The insurance plans are likely to appeal particularly to younger buyers, who are more likely to shop by price and less likely to have a longstanding relationship with a particular doctor or hospital.

Networks of doctors and hospitals that have negotiated prices with an insurance company are a typical feature of health plans. Patients who go to a doctor and hospital outside their plan’s network usually pay a substantially higher portion of their bill.

By keeping networks small, insurance companies can negotiate lower prices from hospitals with the promise that they will be getting a larger share of the plan’s patients.

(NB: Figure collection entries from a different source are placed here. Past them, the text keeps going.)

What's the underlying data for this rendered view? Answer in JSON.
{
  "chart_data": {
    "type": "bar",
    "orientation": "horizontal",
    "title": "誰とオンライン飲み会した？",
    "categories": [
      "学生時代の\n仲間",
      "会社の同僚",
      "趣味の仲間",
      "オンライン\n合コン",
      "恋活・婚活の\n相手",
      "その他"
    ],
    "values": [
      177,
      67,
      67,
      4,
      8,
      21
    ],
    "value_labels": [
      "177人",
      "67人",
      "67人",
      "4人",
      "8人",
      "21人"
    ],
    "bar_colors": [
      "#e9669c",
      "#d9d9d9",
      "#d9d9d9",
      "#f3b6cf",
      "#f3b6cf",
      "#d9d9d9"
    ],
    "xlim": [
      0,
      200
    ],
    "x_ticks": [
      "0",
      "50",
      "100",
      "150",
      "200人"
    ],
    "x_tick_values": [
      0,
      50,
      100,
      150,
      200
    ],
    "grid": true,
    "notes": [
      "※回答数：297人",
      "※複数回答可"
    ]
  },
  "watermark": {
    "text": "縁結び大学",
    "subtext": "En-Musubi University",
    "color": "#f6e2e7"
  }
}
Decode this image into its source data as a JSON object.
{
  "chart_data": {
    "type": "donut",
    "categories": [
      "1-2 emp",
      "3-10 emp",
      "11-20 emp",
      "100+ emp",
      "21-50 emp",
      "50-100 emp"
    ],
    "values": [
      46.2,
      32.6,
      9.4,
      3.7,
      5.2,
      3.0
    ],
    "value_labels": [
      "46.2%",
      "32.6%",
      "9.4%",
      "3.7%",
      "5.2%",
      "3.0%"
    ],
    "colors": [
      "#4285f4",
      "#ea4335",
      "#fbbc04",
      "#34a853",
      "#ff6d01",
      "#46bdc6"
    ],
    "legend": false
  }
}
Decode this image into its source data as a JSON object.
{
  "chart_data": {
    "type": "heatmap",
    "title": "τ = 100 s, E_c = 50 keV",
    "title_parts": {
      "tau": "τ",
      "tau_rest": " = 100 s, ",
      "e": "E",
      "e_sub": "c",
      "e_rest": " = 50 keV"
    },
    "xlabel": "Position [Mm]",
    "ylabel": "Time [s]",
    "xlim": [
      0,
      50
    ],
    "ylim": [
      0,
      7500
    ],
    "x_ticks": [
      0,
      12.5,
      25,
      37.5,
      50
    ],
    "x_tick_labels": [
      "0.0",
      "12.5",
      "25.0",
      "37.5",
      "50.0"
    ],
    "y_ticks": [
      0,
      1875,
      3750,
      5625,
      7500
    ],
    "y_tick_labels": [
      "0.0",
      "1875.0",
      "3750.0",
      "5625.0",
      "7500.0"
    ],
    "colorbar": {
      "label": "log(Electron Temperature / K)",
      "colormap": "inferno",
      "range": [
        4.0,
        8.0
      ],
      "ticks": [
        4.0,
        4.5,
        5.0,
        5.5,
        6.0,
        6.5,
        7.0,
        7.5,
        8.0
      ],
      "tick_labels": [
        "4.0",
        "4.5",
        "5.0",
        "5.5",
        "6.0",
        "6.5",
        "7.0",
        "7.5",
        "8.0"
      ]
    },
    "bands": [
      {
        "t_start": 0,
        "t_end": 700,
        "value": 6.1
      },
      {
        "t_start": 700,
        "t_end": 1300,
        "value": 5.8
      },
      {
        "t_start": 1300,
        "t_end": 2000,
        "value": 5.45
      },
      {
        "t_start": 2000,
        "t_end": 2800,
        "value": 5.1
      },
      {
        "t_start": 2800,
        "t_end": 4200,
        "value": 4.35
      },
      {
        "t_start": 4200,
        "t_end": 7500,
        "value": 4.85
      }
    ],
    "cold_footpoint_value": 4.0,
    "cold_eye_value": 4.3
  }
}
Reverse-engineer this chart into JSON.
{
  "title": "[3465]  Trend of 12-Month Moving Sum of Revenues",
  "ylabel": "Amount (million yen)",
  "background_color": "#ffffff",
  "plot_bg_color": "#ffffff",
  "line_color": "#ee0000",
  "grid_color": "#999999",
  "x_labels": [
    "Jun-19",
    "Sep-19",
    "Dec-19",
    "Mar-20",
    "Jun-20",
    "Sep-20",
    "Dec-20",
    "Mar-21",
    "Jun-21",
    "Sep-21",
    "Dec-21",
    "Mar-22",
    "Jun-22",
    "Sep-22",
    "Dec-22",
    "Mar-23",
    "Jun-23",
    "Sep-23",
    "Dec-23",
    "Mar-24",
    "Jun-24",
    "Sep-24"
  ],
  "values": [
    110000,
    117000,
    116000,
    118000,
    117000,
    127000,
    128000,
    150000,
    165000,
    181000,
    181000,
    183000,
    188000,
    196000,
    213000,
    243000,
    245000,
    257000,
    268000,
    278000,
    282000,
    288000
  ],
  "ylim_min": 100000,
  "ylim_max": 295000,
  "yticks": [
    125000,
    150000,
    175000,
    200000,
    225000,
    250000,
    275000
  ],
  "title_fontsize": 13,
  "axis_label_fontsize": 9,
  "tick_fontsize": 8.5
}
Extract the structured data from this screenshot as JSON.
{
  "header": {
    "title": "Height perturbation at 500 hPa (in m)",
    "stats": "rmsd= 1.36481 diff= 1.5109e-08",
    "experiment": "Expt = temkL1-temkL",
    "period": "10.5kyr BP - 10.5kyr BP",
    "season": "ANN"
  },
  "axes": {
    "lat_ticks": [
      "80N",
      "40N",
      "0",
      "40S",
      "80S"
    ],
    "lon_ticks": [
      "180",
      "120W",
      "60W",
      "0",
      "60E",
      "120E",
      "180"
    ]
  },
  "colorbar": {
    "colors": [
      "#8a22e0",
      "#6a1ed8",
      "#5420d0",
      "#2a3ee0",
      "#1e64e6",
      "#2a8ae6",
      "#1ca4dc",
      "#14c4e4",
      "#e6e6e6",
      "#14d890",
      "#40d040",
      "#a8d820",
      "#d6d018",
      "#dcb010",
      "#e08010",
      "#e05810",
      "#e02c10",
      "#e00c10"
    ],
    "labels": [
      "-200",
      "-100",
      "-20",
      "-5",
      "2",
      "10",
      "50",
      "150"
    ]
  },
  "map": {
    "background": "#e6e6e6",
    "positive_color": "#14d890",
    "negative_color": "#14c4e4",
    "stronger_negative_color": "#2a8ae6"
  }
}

“It’s a key way to offer more affordable rates,” said Cynthia Michener of Aetna, Coventry’s parent company.

The narrow networks have raised some concerns that health care quality will suffer and that there won’t be enough doctors or hospitals in the networks to serve all the new patients who enroll.

According to America’s Essential Hospitals, an organization representing safety net providers, its members are being excluded by some health plans. Executives of the Anthem Blue Cross plan in New Hampshire have faced grilling by state legislators for excluding some doctors and hospitals from their plans.

In a statement to The Star, St. Luke’s explained its reason for not participating in narrow network plans for this area: “We believe the rates currently offered for new products by (Blue Cross and Coventry) are insufficient and would ultimately result in sacrificing the quality for which St. Luke’s is known.”

Federal regulators have rules for determining whether plans have adequate numbers of providers so that patients don’t have to wait an unreasonable time for care. And higher prices don’t always mean better health care.

“Study after study shows that there is little correlation,” wrote health policy author and blogger Maggie Mahar. “In fact, lower costs and higher quality go hand in hand: When more efficient hospitals coordinate care, there are fewer ‘medical misadventures,’ hospitals stays are shorter and both patient and doctor satisfaction is higher.”

Shoppers on the federal marketplace can still get plans with the full Blue Cross network, said Wayne Powell, the company’s vice president of executive services.

Its Preferred Care Blue network does include the St. Luke’s and HCA systems. Providence Medical Center didn’t make it into any Blue Cross network because it was undergoing a change in ownership that hampered negotiations, Powell said.

The big difference between Preferred Care Blue and the narrow network, called Blue Select, is price, Powell said. Select network plans are about 15 percent cheaper.

For example, a Blue & U First plan that would cost a 27-year-old $192 a month with the Preferred Care Blue network would cost $163 a month with the Select network.

Anyone shopping for insurance through the marketplace should seek the help of a licensed broker or someone trained to navigate the system, Powell said.

“You need to ask fundamental questions like, ‘How much will I pay to see my doctors? What will I pay out of pocket before my insurance kicks in? How much will it cost to go to the emergency room? How much will my medication cost?’”

The other key questions Powell listed are particularly important now: “Is the doctor I want in the network? Is the hospital I want in the network?”